Жил он в том же городе, что и мы; отец его был писатель, а мать поэтесса. Но не так давно оба они попали в немилость у властей, подарив тем самым любимому сыну те же самые «три шанса из тысячи», что были и у нас с Лю. Но даже при совершенно безнадежном положении, которым он был обязан своим родителям, Очкарик все равно пребывал в постоянном страхе.
Его пугало буквально все. Когда мы бывали у него, у нас возникало ощущение, будто мы трое преступников, замысливающих при свете керосиновой лампы зловещий заговор. Вот, к примеру, мы собираемся пировать; мы все трое чудовищно голодны, и аромат приготовленного нами мяса вызывает у нас обильное и сладострастное слюноотделение, однако стоило кому-нибудь постучать в дверь, как Очкарик тут же впадал в жуткую панику. Он вскакивал, хватал мясо, запрятывал его в самый дальний угол, словно оно было краденое, а на его место ставил тарелку с какими-нибудь гнусными, уже прокисшими и провонявшими маринованными овощами; есть мясо ему казалось преступлением, на которое способна только буржуазия, неотъемлемой частью каковой являлось его семейство.

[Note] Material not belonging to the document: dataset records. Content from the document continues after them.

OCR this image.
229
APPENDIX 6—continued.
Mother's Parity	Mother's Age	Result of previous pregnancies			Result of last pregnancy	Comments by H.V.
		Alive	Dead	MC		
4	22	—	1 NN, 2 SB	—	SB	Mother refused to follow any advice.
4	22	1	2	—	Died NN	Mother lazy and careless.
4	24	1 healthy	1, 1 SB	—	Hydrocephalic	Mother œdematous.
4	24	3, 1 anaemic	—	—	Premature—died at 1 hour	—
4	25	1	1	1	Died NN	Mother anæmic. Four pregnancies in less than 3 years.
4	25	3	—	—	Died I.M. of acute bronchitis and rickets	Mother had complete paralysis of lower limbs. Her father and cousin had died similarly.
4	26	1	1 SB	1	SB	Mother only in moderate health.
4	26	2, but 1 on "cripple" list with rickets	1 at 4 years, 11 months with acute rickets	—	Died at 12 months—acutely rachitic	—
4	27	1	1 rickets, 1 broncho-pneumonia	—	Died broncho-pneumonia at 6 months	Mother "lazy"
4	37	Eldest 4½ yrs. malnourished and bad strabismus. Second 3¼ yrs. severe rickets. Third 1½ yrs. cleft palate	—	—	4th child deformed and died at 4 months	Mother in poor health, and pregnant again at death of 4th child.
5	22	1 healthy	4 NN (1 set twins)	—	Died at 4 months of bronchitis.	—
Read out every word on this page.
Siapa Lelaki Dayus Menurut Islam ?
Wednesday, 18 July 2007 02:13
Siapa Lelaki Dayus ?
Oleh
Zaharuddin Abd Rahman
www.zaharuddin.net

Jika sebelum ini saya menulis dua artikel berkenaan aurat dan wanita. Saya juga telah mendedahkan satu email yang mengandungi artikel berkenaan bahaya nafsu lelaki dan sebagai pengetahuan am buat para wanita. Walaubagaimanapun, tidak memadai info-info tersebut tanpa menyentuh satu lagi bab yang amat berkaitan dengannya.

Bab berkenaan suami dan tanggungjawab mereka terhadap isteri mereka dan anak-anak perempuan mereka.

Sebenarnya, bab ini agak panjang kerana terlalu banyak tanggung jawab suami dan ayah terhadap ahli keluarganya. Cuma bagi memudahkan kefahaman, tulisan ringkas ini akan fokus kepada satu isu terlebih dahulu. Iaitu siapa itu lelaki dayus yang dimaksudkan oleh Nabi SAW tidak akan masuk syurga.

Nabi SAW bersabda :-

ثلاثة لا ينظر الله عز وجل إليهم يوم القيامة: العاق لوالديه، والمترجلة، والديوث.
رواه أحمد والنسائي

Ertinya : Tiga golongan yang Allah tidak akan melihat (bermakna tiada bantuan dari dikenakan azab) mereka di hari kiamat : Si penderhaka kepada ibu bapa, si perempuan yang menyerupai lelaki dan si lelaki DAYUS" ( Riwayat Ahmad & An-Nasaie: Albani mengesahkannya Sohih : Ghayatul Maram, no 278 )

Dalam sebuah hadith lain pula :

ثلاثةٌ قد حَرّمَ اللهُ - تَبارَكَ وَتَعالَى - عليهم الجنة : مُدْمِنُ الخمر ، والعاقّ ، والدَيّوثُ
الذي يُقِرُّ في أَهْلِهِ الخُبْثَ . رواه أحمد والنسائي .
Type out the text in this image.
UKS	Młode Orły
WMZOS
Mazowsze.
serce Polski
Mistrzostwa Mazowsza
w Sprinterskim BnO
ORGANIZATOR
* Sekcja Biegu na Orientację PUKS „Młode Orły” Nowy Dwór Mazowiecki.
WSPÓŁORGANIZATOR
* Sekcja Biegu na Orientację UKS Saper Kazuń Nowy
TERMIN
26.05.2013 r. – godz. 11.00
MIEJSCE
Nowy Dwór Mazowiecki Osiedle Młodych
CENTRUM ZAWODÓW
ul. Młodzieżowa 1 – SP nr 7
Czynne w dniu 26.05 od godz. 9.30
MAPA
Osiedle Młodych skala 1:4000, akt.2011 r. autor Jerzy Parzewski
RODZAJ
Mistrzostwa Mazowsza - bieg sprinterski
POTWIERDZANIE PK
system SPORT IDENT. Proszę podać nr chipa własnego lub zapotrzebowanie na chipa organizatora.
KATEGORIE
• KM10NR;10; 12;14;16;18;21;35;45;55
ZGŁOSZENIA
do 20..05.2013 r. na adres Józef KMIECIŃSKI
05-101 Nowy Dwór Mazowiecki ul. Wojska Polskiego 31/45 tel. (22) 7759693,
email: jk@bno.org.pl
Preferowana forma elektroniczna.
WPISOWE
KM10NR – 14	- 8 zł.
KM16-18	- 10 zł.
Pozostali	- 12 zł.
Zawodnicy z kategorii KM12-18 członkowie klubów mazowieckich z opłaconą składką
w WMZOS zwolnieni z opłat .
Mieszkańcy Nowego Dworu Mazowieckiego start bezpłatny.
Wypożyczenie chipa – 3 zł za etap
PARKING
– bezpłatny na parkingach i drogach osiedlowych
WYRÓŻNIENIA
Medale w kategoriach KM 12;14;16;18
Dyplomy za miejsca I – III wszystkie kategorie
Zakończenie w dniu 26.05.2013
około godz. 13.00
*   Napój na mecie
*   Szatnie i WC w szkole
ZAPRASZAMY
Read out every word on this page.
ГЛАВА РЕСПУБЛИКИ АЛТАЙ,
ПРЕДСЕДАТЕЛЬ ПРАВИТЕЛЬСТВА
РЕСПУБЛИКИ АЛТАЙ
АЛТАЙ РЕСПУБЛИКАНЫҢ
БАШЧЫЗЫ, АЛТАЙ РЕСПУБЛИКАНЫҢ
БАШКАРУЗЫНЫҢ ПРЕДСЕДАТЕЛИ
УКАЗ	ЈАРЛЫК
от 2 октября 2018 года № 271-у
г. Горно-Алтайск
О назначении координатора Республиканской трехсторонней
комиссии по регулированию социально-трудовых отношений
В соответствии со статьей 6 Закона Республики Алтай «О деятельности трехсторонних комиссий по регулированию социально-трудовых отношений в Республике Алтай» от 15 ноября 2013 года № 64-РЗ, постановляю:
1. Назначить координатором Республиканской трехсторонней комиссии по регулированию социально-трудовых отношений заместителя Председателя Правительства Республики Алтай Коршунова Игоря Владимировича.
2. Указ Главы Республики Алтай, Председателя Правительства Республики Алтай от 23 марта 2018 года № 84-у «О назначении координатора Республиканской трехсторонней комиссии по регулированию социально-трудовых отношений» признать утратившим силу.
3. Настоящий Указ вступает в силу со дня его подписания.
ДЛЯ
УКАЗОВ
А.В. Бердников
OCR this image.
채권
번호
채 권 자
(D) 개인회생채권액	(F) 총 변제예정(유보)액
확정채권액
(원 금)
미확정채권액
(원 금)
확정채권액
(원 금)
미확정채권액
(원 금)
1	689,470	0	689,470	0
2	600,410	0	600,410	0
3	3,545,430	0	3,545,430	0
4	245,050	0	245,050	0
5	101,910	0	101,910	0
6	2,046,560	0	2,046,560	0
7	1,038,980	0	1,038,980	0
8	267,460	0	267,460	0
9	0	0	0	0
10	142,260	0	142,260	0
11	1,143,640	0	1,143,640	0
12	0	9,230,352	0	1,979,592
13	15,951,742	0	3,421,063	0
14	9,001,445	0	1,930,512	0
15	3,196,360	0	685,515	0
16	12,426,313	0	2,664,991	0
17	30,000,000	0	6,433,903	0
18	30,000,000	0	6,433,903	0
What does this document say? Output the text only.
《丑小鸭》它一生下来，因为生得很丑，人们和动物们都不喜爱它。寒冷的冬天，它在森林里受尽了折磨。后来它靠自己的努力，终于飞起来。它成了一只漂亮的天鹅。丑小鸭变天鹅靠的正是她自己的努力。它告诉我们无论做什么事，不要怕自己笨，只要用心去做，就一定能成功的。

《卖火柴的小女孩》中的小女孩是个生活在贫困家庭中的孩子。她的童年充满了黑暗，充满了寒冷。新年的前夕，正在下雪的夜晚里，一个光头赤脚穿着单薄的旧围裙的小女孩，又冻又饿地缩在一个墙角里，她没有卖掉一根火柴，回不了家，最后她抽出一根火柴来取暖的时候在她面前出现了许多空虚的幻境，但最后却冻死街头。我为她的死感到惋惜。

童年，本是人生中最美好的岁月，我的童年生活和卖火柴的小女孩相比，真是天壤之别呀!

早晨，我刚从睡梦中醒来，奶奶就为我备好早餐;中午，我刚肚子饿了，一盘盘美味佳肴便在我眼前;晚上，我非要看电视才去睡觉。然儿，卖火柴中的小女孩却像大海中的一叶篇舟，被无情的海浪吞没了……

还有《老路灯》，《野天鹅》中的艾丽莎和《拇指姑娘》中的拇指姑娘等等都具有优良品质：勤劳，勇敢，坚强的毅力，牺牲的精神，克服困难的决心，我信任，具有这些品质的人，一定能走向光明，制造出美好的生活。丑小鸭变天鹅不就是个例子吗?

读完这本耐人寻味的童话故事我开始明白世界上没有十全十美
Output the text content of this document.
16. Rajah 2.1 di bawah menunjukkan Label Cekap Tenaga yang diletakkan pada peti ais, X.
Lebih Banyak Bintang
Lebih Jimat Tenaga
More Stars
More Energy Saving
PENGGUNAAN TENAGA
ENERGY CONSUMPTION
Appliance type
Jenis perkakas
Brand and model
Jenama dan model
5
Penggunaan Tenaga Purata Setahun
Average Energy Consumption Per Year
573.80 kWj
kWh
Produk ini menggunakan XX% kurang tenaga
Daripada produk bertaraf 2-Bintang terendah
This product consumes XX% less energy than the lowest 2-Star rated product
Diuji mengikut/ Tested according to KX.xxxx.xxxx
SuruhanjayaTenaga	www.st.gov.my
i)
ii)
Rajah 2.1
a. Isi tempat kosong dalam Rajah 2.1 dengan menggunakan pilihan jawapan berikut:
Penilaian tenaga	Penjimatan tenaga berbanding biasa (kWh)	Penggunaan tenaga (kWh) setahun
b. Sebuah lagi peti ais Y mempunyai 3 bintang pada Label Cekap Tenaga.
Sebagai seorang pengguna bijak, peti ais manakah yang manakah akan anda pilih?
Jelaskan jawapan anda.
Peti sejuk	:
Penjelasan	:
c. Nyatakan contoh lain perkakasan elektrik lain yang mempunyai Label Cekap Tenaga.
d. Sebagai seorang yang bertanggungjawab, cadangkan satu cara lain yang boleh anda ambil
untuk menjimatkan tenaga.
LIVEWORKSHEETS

На другой день после сеанса устного кино, который я провел для четырех колдуний, Лю почувствовал себя немножко лучше и объявил, что хочет вернуться в нашу деревню. Портнишечка не особенно удерживала его; думаю, она до смерти устала.
После завтрака мы с Лю вышли из дома Порт-нишечки. Влажный воздух раннего утра овевал приятной свежестью наши разгоряченные лица. Лю на ходу курил. Тропа сперва шла под небольшой уклон, потом стала подниматься. Я поддерживал больного под руку на крутом склоне. Грунт был мягкий и влажный, а над головами у нас нависали ветви. Когда мы проходили мимо деревни Очкарика, то увидели, что он работает на рисовом поле: вспахивает его на буйволе.
Борозд, которые он прокладывал в жирной грязи, видно не было, поскольку поле, как и положено, сантиметров на пятнадцать было покрыто водой. Очкарик, голый по пояс, в трусах, брел, по колено увязая в грязи, за черным буйволом, который с явным трудом тянул плуг. Лучи утреннего солнца отражались в стеклах очков пахаря.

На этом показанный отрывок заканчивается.